Brandon Rotavera, an assistant professor in the University of Georgia College of Engineering with a joint appointment in UGA’s department of chemistry, has received a grant from the National Science Foundation Faculty Early Career Development Program (CAREER) to study new high-pressure chemical reactions vital to the design of next-generation combustion systems.
CAREER grants, among the most prestigious awarded by the NSF, support early-career faculty who exhibit promise as both researchers and teachers, and whose work has the potential to advance their field and their institution.
Funded by a $510,000 award, Rotavera’s project is designed to develop new, fundamental understanding of the chemical reactions that occur in combustion systems powered by alternative fuels. The work will provide a foundation for the design of sustainable combustion systems for transportation.
“Sustainable transportation energy is one of the most important issues facing modern society and combustion-derived energy will remain an integral part of the equation for decades to come,” said Rotavera. “Improvements in the efficiency of combustion systems depend in part on an understanding of chemical reactions that control ignition and pollutant formation – and our ability to predict these phenomena with computer models.”
Hydrocarbon and biofuel chemistry is more complex in next-generation combustion systems, according to Rotavera.
“In addition to accommodating fuel-flexibility interests, these systems incorporate new strategies with stringent timing criteria and operate at conditions of temperature and pressure that differ from conventional systems,” he said.
The project specifically focuses on reactions of cyclic ethers, a class of intermediates formed during the complex process of combustion. Because scientists lack fundamental knowledge of how these molecular entities behave at combustion conditions, they are forced to simplify the chemistry of cyclic ethers in computer models. This simplification contributes to uncertainties in the modeling of ignition dynamics and pollutant formation mechanisms. The experimental and computational work that Rotavera’s group will conduct aims to reduce this uncertainty and increase the fidelity of the computer modeling of combustion.
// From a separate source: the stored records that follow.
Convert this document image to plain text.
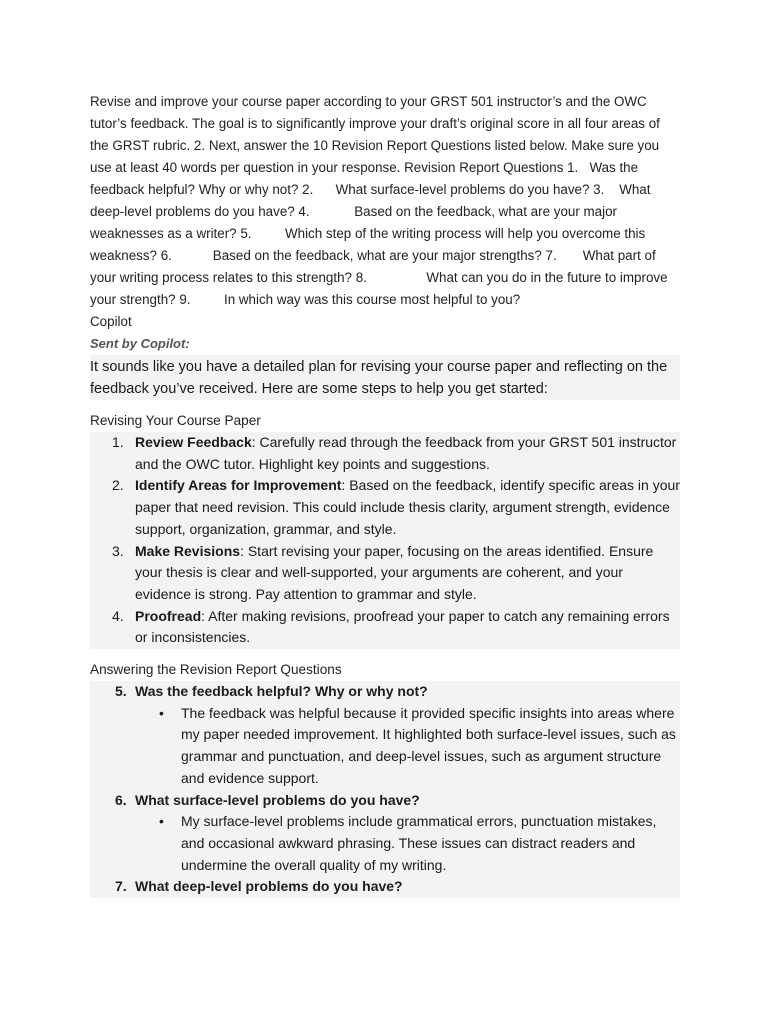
Revise and improve your course paper according to your GRST 501 instructor’s and the OWC tutor’s feedback. The goal is to significantly improve your draft’s original score in all four areas of the GRST rubric. 2. Next, answer the 10 Revision Report Questions listed below. Make sure you use at least 40 words per question in your response. Revision Report Questions 1.   Was the feedback helpful? Why or why not? 2.      What surface-level problems do you have? 3.    What deep-level problems do you have? 4.            Based on the feedback, what are your major weaknesses as a writer? 5.         Which step of the writing process will help you overcome this weakness? 6.           Based on the feedback, what are your major strengths? 7.       What part of your writing process relates to this strength? 8.                What can you do in the future to improve your strength? 9.         In which way was this course most helpful to you?

Copilot

Sent by Copilot:

It sounds like you have a detailed plan for revising your course paper and reflecting on the feedback you’ve received. Here are some steps to help you get started:

Revising Your Course Paper

1. Review Feedback: Carefully read through the feedback from your GRST 501 instructor and the OWC tutor. Highlight key points and suggestions.
2. Identify Areas for Improvement: Based on the feedback, identify specific areas in your paper that need revision. This could include thesis clarity, argument strength, evidence support, organization, grammar, and style.
3. Make Revisions: Start revising your paper, focusing on the areas identified. Ensure your thesis is clear and well-supported, your arguments are coherent, and your evidence is strong. Pay attention to grammar and style.
4. Proofread: After making revisions, proofread your paper to catch any remaining errors or inconsistencies.

Answering the Revision Report Questions

5. Was the feedback helpful? Why or why not?
• The feedback was helpful because it provided specific insights into areas where my paper needed improvement. It highlighted both surface-level issues, such as grammar and punctuation, and deep-level issues, such as argument structure and evidence support.
6. What surface-level problems do you have?
• My surface-level problems include grammatical errors, punctuation mistakes, and occasional awkward phrasing. These issues can distract readers and undermine the overall quality of my writing.
7. What deep-level problems do you have?
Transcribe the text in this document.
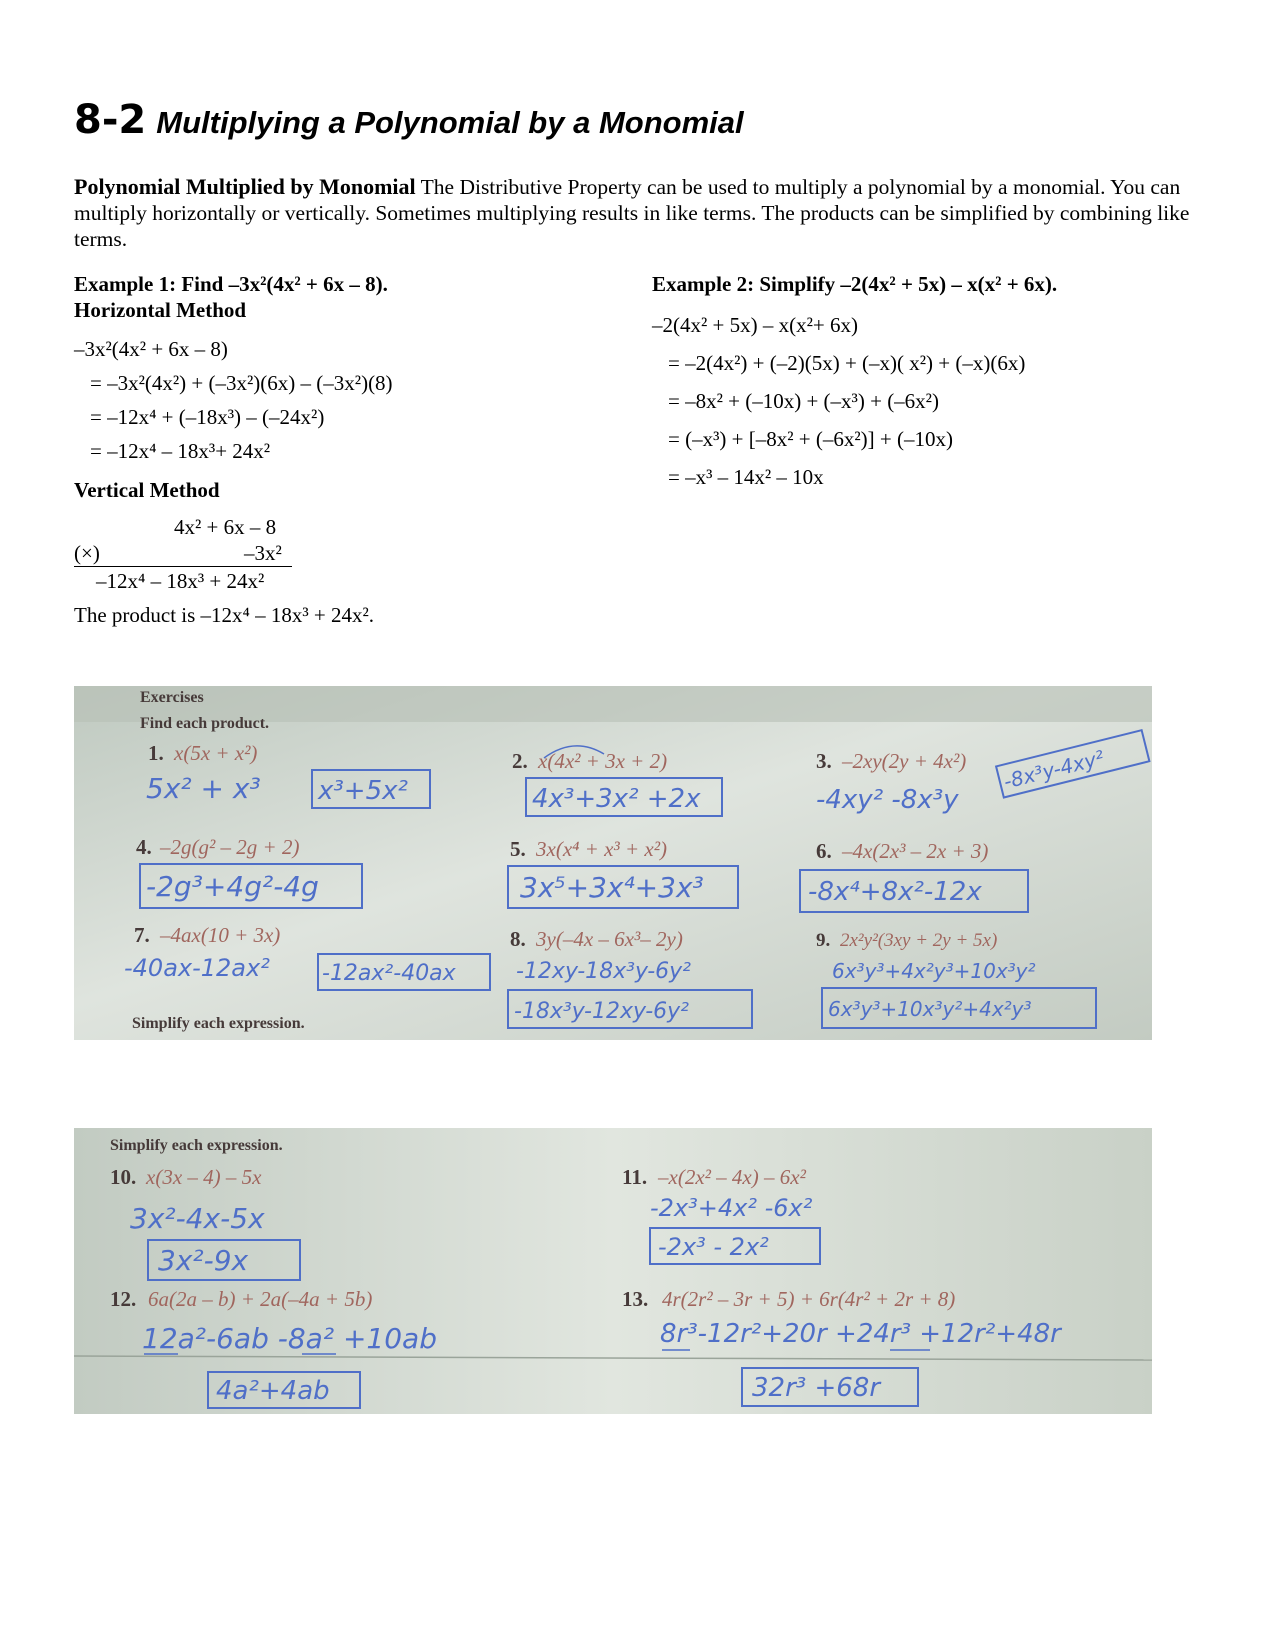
8-2 Multiplying a Polynomial by a Monomial
Polynomial Multiplied by Monomial The Distributive Property can be used to multiply a polynomial by a monomial. You can multiply horizontally or vertically. Sometimes multiplying results in like terms. The products can be simplified by combining like terms.
Example 1: Find –3x²(4x² + 6x – 8).
Horizontal Method
–3x²(4x² + 6x – 8)
= –3x²(4x²) + (–3x²)(6x) – (–3x²)(8)
= –12x⁴ + (–18x³) – (–24x²)
= –12x⁴ – 18x³+ 24x²
Vertical Method
4x² + 6x – 8
(×)	–3x²
–12x⁴ – 18x³ + 24x²
The product is –12x⁴ – 18x³ + 24x².
Example 2: Simplify –2(4x² + 5x) – x(x² + 6x).
–2(4x² + 5x) – x(x²+ 6x)
= –2(4x²) + (–2)(5x) + (–x)( x²) + (–x)(6x)
= –8x² + (–10x) + (–x³) + (–6x²)
= (–x³) + [–8x² + (–6x²)] + (–10x)
= –x³ – 14x² – 10x
Exercises
Find each product.
1. x(5x + x²)
5x² + x³ x³+5x²
2. x(4x² + 3x + 2)
4x³+3x² +2x
3. –2xy(2y + 4x²)
-4xy² -8x³y
-8x³y-4xy²
4. –2g(g² – 2g + 2)
-2g³+4g²-4g
5. 3x(x⁴ + x³ + x²)
3x⁵+3x⁴+3x³
6. –4x(2x³ – 2x + 3)
-8x⁴+8x²-12x
7. –4ax(10 + 3x)
-40ax-12ax² -12ax²-40ax
8. 3y(–4x – 6x³– 2y)
-12xy-18x³y-6y²
-18x³y-12xy-6y²
9. 2x²y²(3xy + 2y + 5x)
6x³y³+4x²y³+10x³y²
6x³y³+10x³y²+4x²y³
Simplify each expression.
Simplify each expression.
10. x(3x – 4) – 5x
3x²-4x-5x
3x²-9x
11. –x(2x² – 4x) – 6x²
-2x³+4x² -6x²
-2x³ - 2x²
12. 6a(2a – b) + 2a(–4a + 5b)
12a²-6ab -8a² +10ab
4a²+4ab
13. 4r(2r² – 3r + 5) + 6r(4r² + 2r + 8)
8r³-12r²+20r +24r³ +12r²+48r
32r³ +68r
“This CAREER award enables us to conduct a focused, coordinated project on several basic science questions at these conditions, which we will approach using state-of-the-art experimental methods, quantum chemical computations, and chemical kinetics modeling,” said Rotavera.
With five-year funding from the NSF CAREER award, Rotavera plans to assemble a research team at UGA that includes Ph.D. students, undergraduate students who are military veterans, and first-generation college students. Rotavera will also collaborate with colleagues at international institutions, such as RWTH Aachen University in Germany. To broaden the impact of his research, his group will produce science videos in collaboration with UGA’s Grady College of Journalism featuring students discussing the research project to spur an interest in combustion science as a field of study for future students.
“Our faculty share a commitment to research that solves our world’s most important challenges,” said Donald Leo, dean of the UGA College of Engineering. “Dr. Rotavera’s work in the field of combustion science is an excellent example of the way our college is engaged in research that will lead to a healthier, more sustainable society. We’re extremely proud of his accomplishment.”